The vacant Tesseract school site at Tatum Boulevard and Doubletree Ranch Road in Paradise Valley is set to get new life and improvements thanks to a unanimous vote by the Paradise Valley Planning Commission on July 11 to amend the site’s existing conditions of use.

Their vote approves a new cap of 160 total students, including the addition of up to 60 upper-grade students. The site is currently approved for a total of 340 students, preschool through eighth grade. Without the stipulations set forth by the applicant, the student maximum of 340 would remain in effect.

Now located in north Scottsdale, the Jones-Gordon School is aiming to open at the Paradise Valley campus for the new school year on Aug. 14, according to a press release.

A renowned private school with tuition upwards of $25,000 per year, it serves high potential students from first grade through high school who have learning differences, such as twice exceptionality/giftedness, attention deficit disorder, and dyslexia.

The school will also be making well-received improvements to the lighting, landscaping, and signage of the tired property, the press release stated.

The relocation is being made possible by the generosity of Paradise Valley residents Chuck and Anita Theisen, owners of Mercedes-Benz of Scottsdale. They recently purchased the site and have a son who attends Jones-Gordon.

No one spoke in opposition to the school’s request before the Planning Commission while nearly 20 people spoke in support.  Those voices included three adjacent neighbors.

Beginning the school year at the new location in August — as opposed to a disruptive move in October – is an obvious benefit to the students. As such, Jones-Gordon is taking the unusual step of appealing the Planning Commission’s decision to the Town Council, the press release stated.

As a result, the matter will likely be heard at the Town Council’s Aug. 8 meeting.

Were the school, via its attorney and town resident John Berry, not to take this step, a potential resident appeal could delay final approvals until well into the school year.
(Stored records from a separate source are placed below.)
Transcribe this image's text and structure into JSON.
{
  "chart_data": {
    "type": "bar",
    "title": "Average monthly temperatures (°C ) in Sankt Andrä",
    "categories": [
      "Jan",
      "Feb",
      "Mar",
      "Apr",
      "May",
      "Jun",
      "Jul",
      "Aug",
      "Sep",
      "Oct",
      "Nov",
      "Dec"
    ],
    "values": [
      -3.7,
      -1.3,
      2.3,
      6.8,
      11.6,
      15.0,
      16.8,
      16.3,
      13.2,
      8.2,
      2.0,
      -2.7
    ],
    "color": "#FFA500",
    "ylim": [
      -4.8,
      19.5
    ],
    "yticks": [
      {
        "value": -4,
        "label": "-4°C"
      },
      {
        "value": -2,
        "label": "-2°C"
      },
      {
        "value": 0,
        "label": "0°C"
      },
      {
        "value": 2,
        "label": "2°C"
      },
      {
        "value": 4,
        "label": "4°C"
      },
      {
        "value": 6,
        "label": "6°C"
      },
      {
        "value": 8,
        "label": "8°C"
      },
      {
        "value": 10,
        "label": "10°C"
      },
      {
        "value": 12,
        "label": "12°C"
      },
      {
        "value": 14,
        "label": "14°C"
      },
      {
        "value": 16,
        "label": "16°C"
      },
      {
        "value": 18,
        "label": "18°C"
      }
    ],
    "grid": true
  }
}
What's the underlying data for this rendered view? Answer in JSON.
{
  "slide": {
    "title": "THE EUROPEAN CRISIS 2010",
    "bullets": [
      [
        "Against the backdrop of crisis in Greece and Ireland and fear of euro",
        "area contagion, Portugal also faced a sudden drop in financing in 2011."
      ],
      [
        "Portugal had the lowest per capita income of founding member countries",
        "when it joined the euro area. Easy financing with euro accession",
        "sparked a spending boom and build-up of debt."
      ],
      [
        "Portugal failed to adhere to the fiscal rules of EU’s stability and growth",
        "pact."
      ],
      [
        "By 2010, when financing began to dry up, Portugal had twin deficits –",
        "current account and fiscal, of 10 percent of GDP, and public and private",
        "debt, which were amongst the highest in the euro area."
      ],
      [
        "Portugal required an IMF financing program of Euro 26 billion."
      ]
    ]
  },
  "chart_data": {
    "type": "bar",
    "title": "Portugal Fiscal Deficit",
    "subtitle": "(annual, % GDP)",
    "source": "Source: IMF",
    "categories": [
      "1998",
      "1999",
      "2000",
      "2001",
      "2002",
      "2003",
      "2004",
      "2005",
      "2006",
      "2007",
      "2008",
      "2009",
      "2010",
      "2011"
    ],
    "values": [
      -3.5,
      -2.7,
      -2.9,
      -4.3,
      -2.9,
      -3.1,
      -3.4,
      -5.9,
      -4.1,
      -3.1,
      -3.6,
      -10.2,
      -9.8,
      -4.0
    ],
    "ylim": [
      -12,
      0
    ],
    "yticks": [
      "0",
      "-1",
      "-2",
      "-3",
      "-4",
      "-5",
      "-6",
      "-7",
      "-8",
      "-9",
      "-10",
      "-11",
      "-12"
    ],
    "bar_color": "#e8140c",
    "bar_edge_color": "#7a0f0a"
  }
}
“Paradise Valley is a best-in-class community, and last night’s hearing before the Planning Commission showed why.  Working together with community leaders such as Councilman Mark Stanton and the site’s neighbors, we were able to achieve exemplary collaboration and gain support for a school that is worthy of the community and makes such a difference in the lives of our students and their families,” said Dana Herzberg, founder of the Jones-Gordon School, in the press release.